Media Power, State Power, and the Law: Who Watches the Watchmen?
- Geen Keuzevak
- Geen Contractonderwijs
- Geen Exchange
- Geen Study Abroad
- Geen Avondonderwijs
- Geen A-la-Carte en Aanschuifonderwijs
- Wel Honours Class
Deze informatie is alleen in het Engels beschikbaar.
This course is an Honours Class and therefore in principle only available to students of the Honours College. There are a few places available for regular students.
Authorities that control the media can influence public opinion. News media, opinion-makers themselves, may act as watchdogs. In authoritarian regimes, dictators silence their critics and depict them as dangerous criminals. Television will show popular amusement to keep people quiet, whereas news programs suggest that the government is in good hands. In democracies, too, politicians have to come to terms with media power. Some of the questions we shall discuss in this course, are: How should the law prevent the media from being used for government propaganda? What means do citizens have to obtain redress when media abuse their power?
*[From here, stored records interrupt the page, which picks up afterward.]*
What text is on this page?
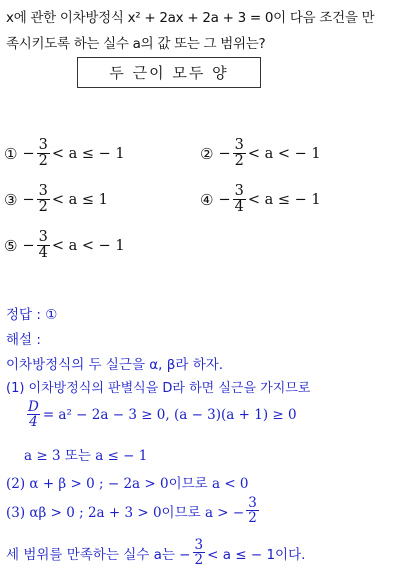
x에 관한 이차방정식 x² + 2ax + 2a + 3 = 0이 다음 조건을 만
족시키도록 하는 실수 a의 값 또는 그 범위는?
두 근이 모두 양
① − $\frac{3}{2} < a$ ≤ − 1	② − $\frac{3}{2} < a$ < − 1
③ − $\frac{3}{2} < a \le 1$	④ − $\frac{3}{4} < a$ ≤ − 1
⑤ − $\frac{3}{4} < a$ < − 1
정답 : ①
해설 :
이차방정식의 두 실근을 α, β라 하자.
(1) 이차방정식의 판별식을 D라 하면 실근을 가지므로
$\frac{D}{4} = a^2 - 2a - 3 \ge 0$, (a − 3)(a + 1) ≥ 0
a ≥ 3 또는 a ≤ − 1
(2) α + β > 0 ; − 2a > 0이므로 a < 0
(3) αβ > 0 ; 2a + 3 > 0이므로 a > − $\frac{3}{2}$
세 범위를 만족하는 실수 a는 − $\frac{3}{2} < a$ ≤ − 1이다.
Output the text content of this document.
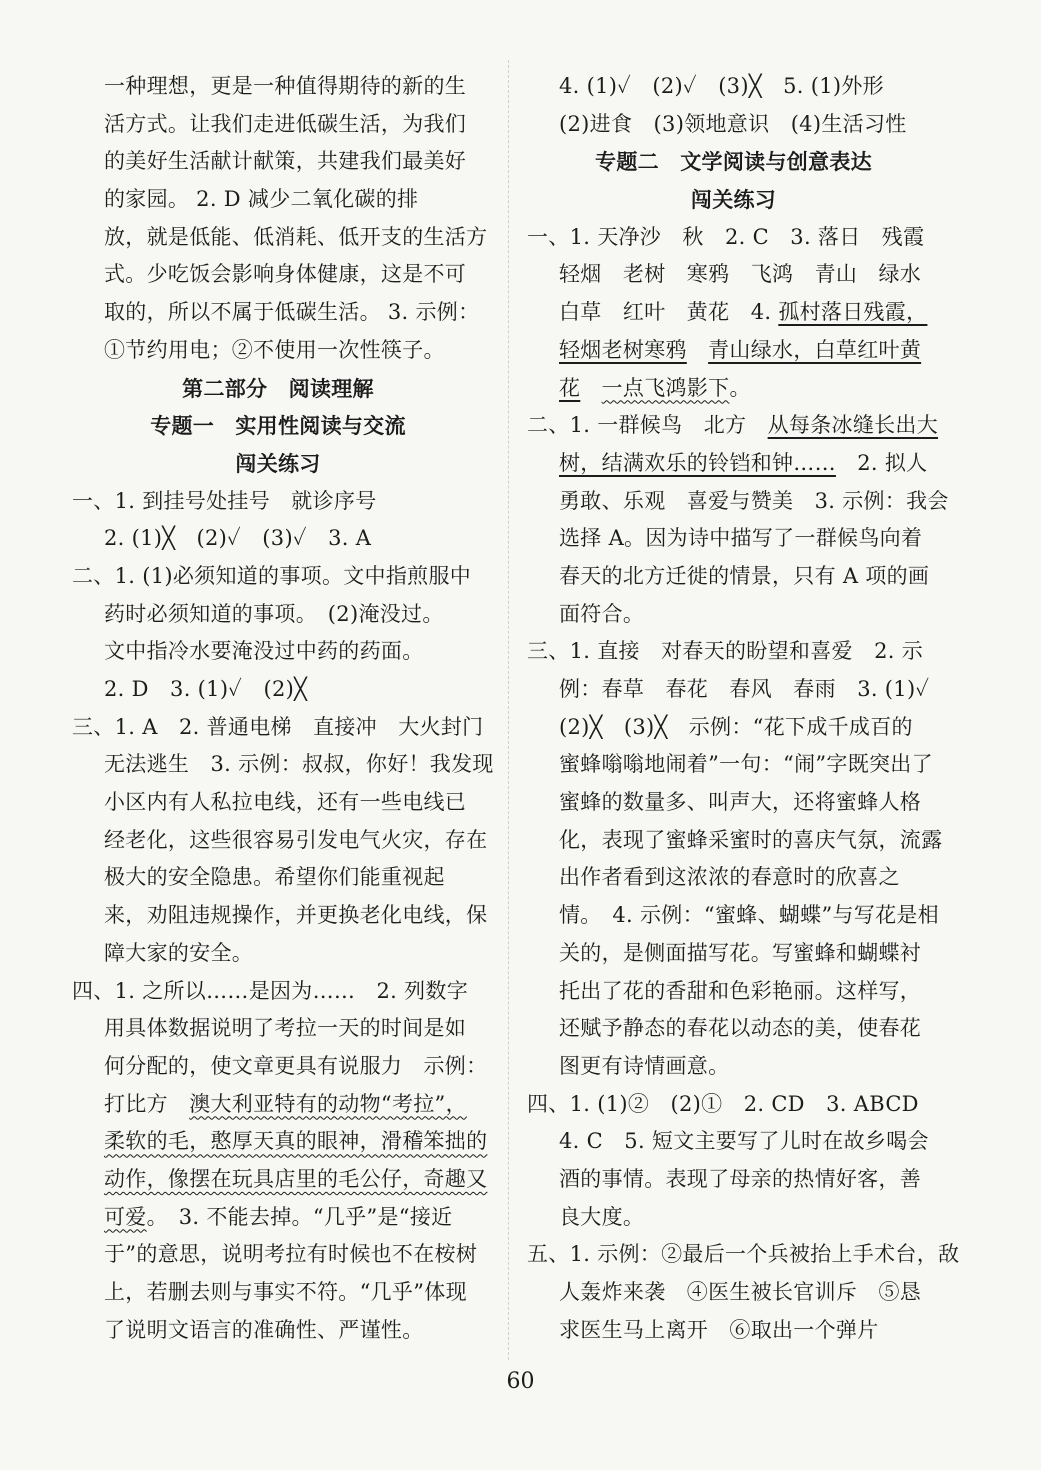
一种理想，更是一种值得期待的新的生
活方式。让我们走进低碳生活，为我们
的美好生活献计献策，共建我们最美好
的家园。 2. D 减少二氧化碳的排
放，就是低能、低消耗、低开支的生活方
式。少吃饭会影响身体健康，这是不可
取的，所以不属于低碳生活。 3. 示例：
①节约用电；②不使用一次性筷子。
第二部分　阅读理解
专题一　实用性阅读与交流
闯关练习
一、1. 到挂号处挂号　就诊序号
2. (1)╳　(2)✓　(3)✓　3. A
二、1. (1)必须知道的事项。文中指煎服中
药时必须知道的事项。　(2)淹没过。
文中指冷水要淹没过中药的药面。
2. D　3. (1)✓　(2)╳
三、1. A　2. 普通电梯　直接冲　大火封门
无法逃生　3. 示例：叔叔，你好！我发现
小区内有人私拉电线，还有一些电线已
经老化，这些很容易引发电气火灾，存在
极大的安全隐患。希望你们能重视起
来，劝阻违规操作，并更换老化电线，保
障大家的安全。
四、1. 之所以……是因为……　2. 列数字
用具体数据说明了考拉一天的时间是如
何分配的，使文章更具有说服力　示例：
打比方　澳大利亚特有的动物“考拉”，
柔软的毛，憨厚天真的眼神，滑稽笨拙的
动作，像摆在玩具店里的毛公仔，奇趣又
可爱。　3. 不能去掉。“几乎”是“接近
于”的意思，说明考拉有时候也不在桉树
上，若删去则与事实不符。“几乎”体现
了说明文语言的准确性、严谨性。
4. (1)✓　(2)✓　(3)╳　5. (1)外形
(2)进食　(3)领地意识　(4)生活习性
专题二　文学阅读与创意表达
闯关练习
一、1. 天净沙　秋　2. C　3. 落日　残霞
轻烟　老树　寒鸦　飞鸿　青山　绿水
白草　红叶　黄花　4. 孤村落日残霞，
轻烟老树寒鸦　 青山绿水，白草红叶黄
花　 一点飞鸿影下。
二、1. 一群候鸟　北方　从每条冰缝长出大
树，结满欢乐的铃铛和钟……　2. 拟人
勇敢、乐观　喜爱与赞美　3. 示例：我会
选择 A。因为诗中描写了一群候鸟向着
春天的北方迁徙的情景，只有 A 项的画
面符合。
三、1. 直接　对春天的盼望和喜爱　2. 示
例：春草　春花　春风　春雨　3. (1)✓
(2)╳　(3)╳　示例：“花下成千成百的
蜜蜂嗡嗡地闹着”一句：“闹”字既突出了
蜜蜂的数量多、叫声大，还将蜜蜂人格
化，表现了蜜蜂采蜜时的喜庆气氛，流露
出作者看到这浓浓的春意时的欣喜之
情。　4. 示例：“蜜蜂、蝴蝶”与写花是相
关的，是侧面描写花。写蜜蜂和蝴蝶衬
托出了花的香甜和色彩艳丽。这样写，
还赋予静态的春花以动态的美，使春花
图更有诗情画意。
四、1. (1)②　(2)①　2. CD　3. ABCD
4. C　5. 短文主要写了儿时在故乡喝会
酒的事情。表现了母亲的热情好客，善
良大度。
五、1. 示例：②最后一个兵被抬上手术台，敌
人轰炸来袭　④医生被长官训斥　⑤恳
求医生马上离开　⑥取出一个弹片
60
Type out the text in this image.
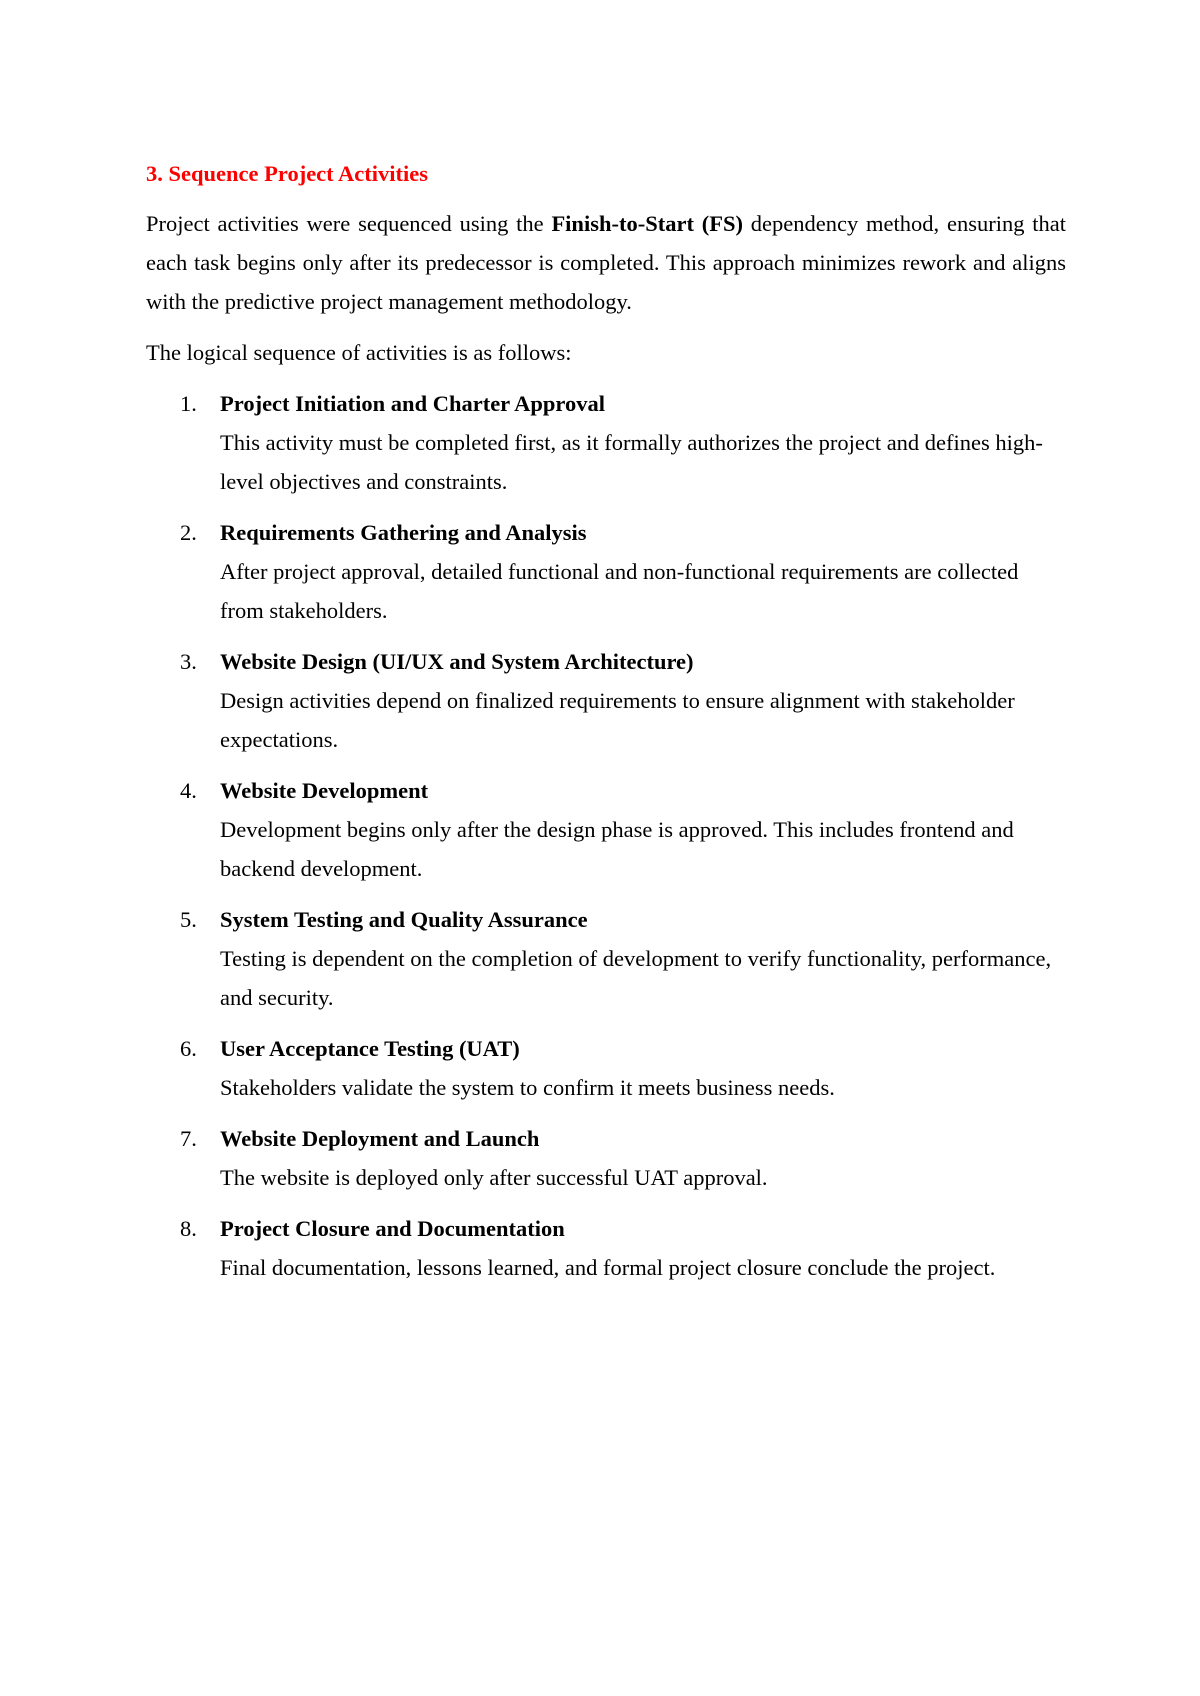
3. Sequence Project Activities

Project activities were sequenced using the Finish-to-Start (FS) dependency method, ensuring that each task begins only after its predecessor is completed. This approach minimizes rework and aligns with the predictive project management methodology.

The logical sequence of activities is as follows:

1.	Project Initiation and Charter Approval
This activity must be completed first, as it formally authorizes the project and defines high-level objectives and constraints.
2.	Requirements Gathering and Analysis
After project approval, detailed functional and non-functional requirements are collected from stakeholders.
3.	Website Design (UI/UX and System Architecture)
Design activities depend on finalized requirements to ensure alignment with stakeholder expectations.
4.	Website Development
Development begins only after the design phase is approved. This includes frontend and backend development.
5.	System Testing and Quality Assurance
Testing is dependent on the completion of development to verify functionality, performance, and security.
6.	User Acceptance Testing (UAT)
Stakeholders validate the system to confirm it meets business needs.
7.	Website Deployment and Launch
The website is deployed only after successful UAT approval.
8.	Project Closure and Documentation
Final documentation, lessons learned, and formal project closure conclude the project.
Upon successful completion of this course, students will:
- have general knowledge of basic theories on media power and media duties
- understand the methodological difficulties that are inherent in interdisciplinary research
- be able to analyse a fundamental question of media policy, using insights from journalism, political science and the law
- be able to carry out interdisciplinary research in a small group of fellow students
- be able to write a short essay on media policy and present this towards an audience of academics.
The 8 seminars will take place on Tuesday evenings (January 31; February 7, 14, 21, 28; March 7, 14, 21) from 17.45 to 21.30 hrs.
The concluding workshop will take place on 23 May 2017.
KOG-building, Faculty of Law, Steenschuur Leiden
Session 1 (Seminar 31 January 2017).
Teachers: Wouter Hins et al.
Subjects: The concept of the media. Which role do the media play in a democracy? History of the printed press, broadcasting and internet. Present day problems.
Sessions 2 and 3 (Seminar 7 and 14 February 2017).
Teachers: Jaap de Jong and Peter Burger
Subjects: Rhetoric and and propaganda, public opinion, ethics of journalism, trust in news media
Sessions 4 and 5 (Seminar 21 and 28 February 2017).
Teachers: Rebecca Tromble and N.N.
Subjects: Self-interest of governments, parliamentarians, media-owners and journalists. Agenda-setting. Osmosis and interdependence.
Sessions 6 and 7 (Seminar 7 and 14 March 2017).
Teachers: Jan Oster and Wouter Hins
Subjects: Media freedom, protection of fundamental rights against the media, the right to know, pluralism as a constitutional value.
Session 8 (Seminar 21 March 2017)
Teams will present the outlines of their papers. The papers must be written in English. Preparation of the workshop with external guests.
Concluding workshop (Workshop 23 May 2017)
Presentation and discussion of the papers that the students have written in the past weeks
This course is worth 5 EC, which means the total course load equals 140 hours.
- Seminars: 8 seminars of 3.5 hours = 28 hours
- Workshop: 1 workshop of 4hours = 4 hours
- Literature reading & practical work: 7 hours p/week = 56 hours
- Assignments & final essay: 52 hours
During the course, students must give one individual presentation, e.g. in a moot court case. After 21 March 2017, they have to write a text of 1500 words. This text is a paragraph in a collective research paper, written by (preferably) four students. In order to enhance cohesion between the individual paragraphs, it is important that the four researchers write an introduction (max. 1500 words) and a conclusion (max. 1500 words) together. The papers will be presented and defended in the workshop of 23 May 2017.
The final mark for each student will be determined for
- 25% by the quality of the participation in the seminars and the individual presentation.
- 50% by the individual efforts for the research paper, in particular the quality of the student’s own paragraph.
- 25% by the collective efforts for the research paper, in particular the quality of the introduction and conclusion.
Blackboard and uSis
Blackboard will be used in this course. Students can register for the Blackboard site two weeks prior to the start of the course.
Please note: students are not required to register through uSis for the Honours Classes. Your registration will be done centrally.
The required literature will be available on Blackboard.
Enrolling in this course is possible from Monday November 7th until Sunday November 20th through the Honours Academy, via this link
It is important that students are present for the concluding workshop of 23 May 2017. The workshop will also be attended by external academics with expertise in the field of journalism, political science and/or law.